Os estudos ainda não levaram totalmente em conta fatores que podem distorcer a verdadeira estimativa do risco da COVID longa relacionado ao sexo biológico (por exemplo, idade, estado menstrual, comorbidades, estado de vacinação, variantes, gravidade da doença aguda e engajamento diferencial nos cuidados de saúde). Assim, ainda existem lacunas significativas na literatura sobre o risco de COVID longa relacionado ao sexo.

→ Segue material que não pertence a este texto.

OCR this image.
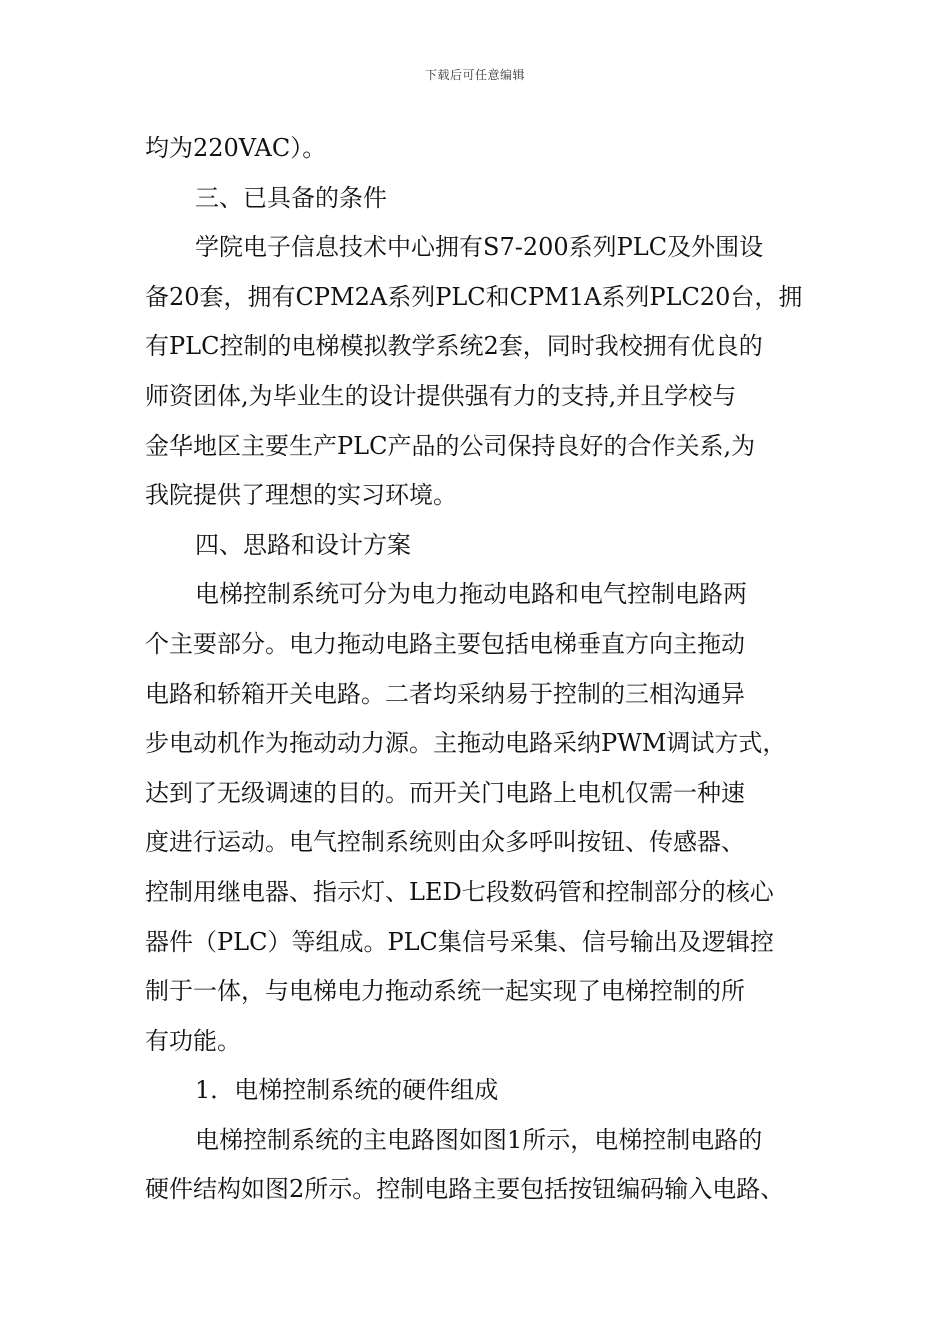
下载后可任意编辑
均为220VAC）。
三、已具备的条件
学院电子信息技术中心拥有S7-200系列PLC及外围设
备20套，拥有CPM2A系列PLC和CPM1A系列PLC20台，拥
有PLC控制的电梯模拟教学系统2套，同时我校拥有优良的
师资团体,为毕业生的设计提供强有力的支持,并且学校与
金华地区主要生产PLC产品的公司保持良好的合作关系,为
我院提供了理想的实习环境。
四、思路和设计方案
电梯控制系统可分为电力拖动电路和电气控制电路两
个主要部分。电力拖动电路主要包括电梯垂直方向主拖动
电路和轿箱开关电路。二者均采纳易于控制的三相沟通异
步电动机作为拖动动力源。主拖动电路采纳PWM调试方式，
达到了无级调速的目的。而开关门电路上电机仅需一种速
度进行运动。电气控制系统则由众多呼叫按钮、传感器、
控制用继电器、指示灯、LED七段数码管和控制部分的核心
器件（PLC）等组成。PLC集信号采集、信号输出及逻辑控
制于一体，与电梯电力拖动系统一起实现了电梯控制的所
有功能。
1．电梯控制系统的硬件组成
电梯控制系统的主电路图如图1所示，电梯控制电路的
硬件结构如图2所示。控制电路主要包括按钮编码输入电路、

Por isso, Shah e colaboradores (2025) analisaram dados da coorte Researching COVID to Enhance Recovery (RECOVER) para compreender as diferenças no desenvolvimento de COVID longa entre participantes homens e mulheres.
| Métodos |
O Researching COVID to Enhance Recovery (RECOVER) consiste no acompanhamento de indivíduos de 33 estados dos Estados Unidos, além de Washington, DC e Porto Rico. Os dados foram examinados de todos os participantes inscritos entre 29 de outubro de 2021 e 5 de julho de 2024, que tiveram uma visita de estudo qualificada 6 meses ou mais após a infecção inicial por SARS-CoV-2.
Os principais resultados analisados foram o desenvolvimento da COVID longa, medido através de um questionário autoaplicável baseado em sintomas e uma diretriz de pontuação na primeira visita de estudo que ocorreu pelo menos seis meses após a infecção. O pareamento por escore de propensão foi usado para estimar razões de risco (RR) e diferenças de risco (IC de 95%). O modelo completo incluiu características demográficas e clínicas e determinantes sociais da saúde, e o modelo reduzido incluiu apenas idade, raça e etnia.
| Resultados |
A coorte incluiu 12.276 participantes, sendo 73% mulheres e 27% homens, com idade média de 46 anos. Destes, 3.814, 7.691 e 771 foram inscritos no período agudo, pós-agudo e crossover.
Os participantes do sexo masculino eram mais velhos do que os do sexo feminino (idade mediana de infecção, 52 anos versus 46 anos), apresentaram taxas mais altas de obesidade, asma e condições de saúde mental. Ademais, tiveram taxas mais altas de hospitalização durante a infecção aguda.
O sexo feminino foi associado a um maior risco de COVID longa. Essa descoberta foi observada em todos os grupos etários, exceto entre 18 e 39 anos. Ademais, foi associado a um risco geral significativamente maior de COVID-19 longa quando a análise foi restrita a participantes não grávidas. Entre aqueles com idade entre 40 e 54 anos, a razão de risco foi de 1,42 em participantes do sexo feminino na menopausa e 1,45 não menopausadas em comparação com participantes do sexo masculino.
Em conclusão, o sexo feminino foi associado a um risco aumentado de COVID longa em comparação com o sexo masculino, e essa associação foi dependente da idade, gravidez e estado menopausal. Essas descobertas destacaram a necessidade de identificar mecanismos biológicos que contribuam para a especificidade do sexo, a fim de facilitar a estratificação de risco, o desenvolvimento direcionado de medicamentos e a melhoria do gerenciamento da COVID longa.